Recommendation Rationale

* Macro Headwinds: The quarter began with considerable macro uncertainty with slowing growth in both the US and Europe. Clients paused net new spending due to uncertainties related to tariffs. However, GenAI continues to remain in demand.

* Wage Hikes & ESOPs: The company's wage hikes and ESOPs implementation will impact margins in the next quarter. However, the management is committed to maintaining a midteens EBITDA margin range in the long run.

* AI Implementation: AI is central to Zensar's strategy, driving 30% of its active pipeline, with over half of its talent upskilled in AI and GenAI. 20% of order bookings are AI-influenced. The company launched "Zen's AI," a GenAI accelerator platform, which has been praised for connected intelligence, multimodal search, and enterprise-grade agentic AI models.
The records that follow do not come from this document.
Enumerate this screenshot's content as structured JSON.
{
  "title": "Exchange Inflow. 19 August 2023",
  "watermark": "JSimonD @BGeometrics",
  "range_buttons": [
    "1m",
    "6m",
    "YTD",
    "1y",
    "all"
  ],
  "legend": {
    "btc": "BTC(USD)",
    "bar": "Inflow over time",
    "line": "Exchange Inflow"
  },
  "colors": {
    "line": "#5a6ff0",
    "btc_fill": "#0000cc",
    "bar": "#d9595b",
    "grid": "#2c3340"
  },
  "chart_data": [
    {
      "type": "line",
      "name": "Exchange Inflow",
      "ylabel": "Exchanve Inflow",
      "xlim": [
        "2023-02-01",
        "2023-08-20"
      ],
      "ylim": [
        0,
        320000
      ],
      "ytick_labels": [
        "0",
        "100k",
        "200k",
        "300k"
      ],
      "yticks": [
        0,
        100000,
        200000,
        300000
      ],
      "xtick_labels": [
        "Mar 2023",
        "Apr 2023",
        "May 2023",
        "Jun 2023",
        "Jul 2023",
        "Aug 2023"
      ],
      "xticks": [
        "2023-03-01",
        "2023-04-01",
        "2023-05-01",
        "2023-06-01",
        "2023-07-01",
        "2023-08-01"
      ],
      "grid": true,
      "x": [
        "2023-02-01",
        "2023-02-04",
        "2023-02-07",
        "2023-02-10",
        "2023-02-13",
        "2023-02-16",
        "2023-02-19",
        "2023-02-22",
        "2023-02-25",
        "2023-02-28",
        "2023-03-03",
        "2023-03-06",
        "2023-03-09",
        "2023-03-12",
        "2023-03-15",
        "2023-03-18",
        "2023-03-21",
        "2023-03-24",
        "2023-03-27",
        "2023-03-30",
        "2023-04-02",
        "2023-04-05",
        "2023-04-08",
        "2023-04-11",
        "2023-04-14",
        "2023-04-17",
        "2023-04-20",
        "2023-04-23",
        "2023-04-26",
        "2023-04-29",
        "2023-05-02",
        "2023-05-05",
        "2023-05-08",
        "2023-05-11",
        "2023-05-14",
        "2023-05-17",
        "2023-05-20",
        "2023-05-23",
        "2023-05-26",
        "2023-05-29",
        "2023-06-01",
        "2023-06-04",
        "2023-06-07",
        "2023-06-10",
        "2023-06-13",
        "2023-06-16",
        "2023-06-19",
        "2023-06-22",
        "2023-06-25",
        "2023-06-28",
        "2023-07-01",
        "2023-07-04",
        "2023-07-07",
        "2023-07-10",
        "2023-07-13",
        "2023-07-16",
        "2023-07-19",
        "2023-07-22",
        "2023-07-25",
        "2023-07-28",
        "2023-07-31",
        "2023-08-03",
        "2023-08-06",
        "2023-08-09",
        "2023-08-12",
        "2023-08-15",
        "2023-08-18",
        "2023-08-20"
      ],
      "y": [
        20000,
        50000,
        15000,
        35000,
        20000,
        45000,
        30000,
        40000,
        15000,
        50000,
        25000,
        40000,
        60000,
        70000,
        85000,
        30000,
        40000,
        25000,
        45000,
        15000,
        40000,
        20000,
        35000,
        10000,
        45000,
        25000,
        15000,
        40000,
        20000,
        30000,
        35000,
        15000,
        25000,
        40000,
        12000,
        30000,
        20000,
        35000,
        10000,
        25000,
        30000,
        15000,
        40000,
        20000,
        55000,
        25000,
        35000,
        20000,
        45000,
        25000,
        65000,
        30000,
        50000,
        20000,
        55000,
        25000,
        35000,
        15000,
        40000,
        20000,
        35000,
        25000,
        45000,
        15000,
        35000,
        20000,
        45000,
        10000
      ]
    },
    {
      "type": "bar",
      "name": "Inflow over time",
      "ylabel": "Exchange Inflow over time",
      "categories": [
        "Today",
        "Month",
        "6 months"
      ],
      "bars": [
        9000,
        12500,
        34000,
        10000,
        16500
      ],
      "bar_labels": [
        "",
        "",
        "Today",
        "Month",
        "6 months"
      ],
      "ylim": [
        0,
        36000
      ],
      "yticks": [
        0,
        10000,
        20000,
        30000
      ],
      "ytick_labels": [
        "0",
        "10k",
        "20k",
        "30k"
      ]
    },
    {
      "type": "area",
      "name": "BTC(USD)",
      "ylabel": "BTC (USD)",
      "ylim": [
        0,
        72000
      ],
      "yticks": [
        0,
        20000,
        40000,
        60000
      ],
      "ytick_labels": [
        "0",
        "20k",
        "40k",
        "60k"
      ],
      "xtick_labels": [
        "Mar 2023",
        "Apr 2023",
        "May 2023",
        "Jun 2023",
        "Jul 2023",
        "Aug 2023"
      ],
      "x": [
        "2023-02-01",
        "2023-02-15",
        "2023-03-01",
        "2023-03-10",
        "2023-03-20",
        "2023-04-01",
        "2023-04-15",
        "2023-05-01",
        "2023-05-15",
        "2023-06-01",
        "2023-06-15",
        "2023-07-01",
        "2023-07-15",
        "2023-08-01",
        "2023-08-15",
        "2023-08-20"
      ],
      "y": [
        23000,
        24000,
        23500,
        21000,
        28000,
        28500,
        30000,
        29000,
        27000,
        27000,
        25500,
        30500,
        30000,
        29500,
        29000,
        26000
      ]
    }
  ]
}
Sector Outlook: Cautiously Optimistic

Company Outlook & Guidance: The management remains cautiously optimistic on performance for the rest of the year due to macro uncertainty, relying on core operational foundations.

Current Valuation: 24x FY27E P/E

Current TP: Rs 875/share

Recommendation: Over the years, the company’s focus has been on reskilling and upskilling in next-gen tech, which has resulted in healthy utilisation levels, and this is expected to continue further. We resume our coverage with a HOLD rating on the stock.

Financial performance

In Q1FY26, Zensar Technologies reported revenue of Rs 1,385 Cr vs Rs 1,288 Cr (Q1FY25), up 7.5% YoY and 1.9% QoQ on account of growing traction in AI-led deals and impactful solution delivery. EBIT stood at Rs 188 Cr vs Rs 172 Cr, reporting growth of 9.3% YoY, but fell 0.6% QoQ. Net income stood at Rs 182 Cr vs Rs 158 Cr, up 15.3% YoY and 3.2% QoQ, supported by higher other income. Moreover, in CC terms, revenue grew by 3.8% YoY and 1.9% QoQ. Attrition rate fell by 80 bps to 9.8% vs 10.6% YoY.

Valuation & Recommendation

The demand outlook across most verticals remains uncertain, impacting revenue growth momentum in the near term. However, given the company's stable performance supported by favourable business deals and enhanced customer retention, we resume over coverage with a HOLD rating on the stock and assign a 24x P/E multiple to its FY27E earnings to arrive at a TP of Rs 875/share, implying an upside of 8% from the CMP.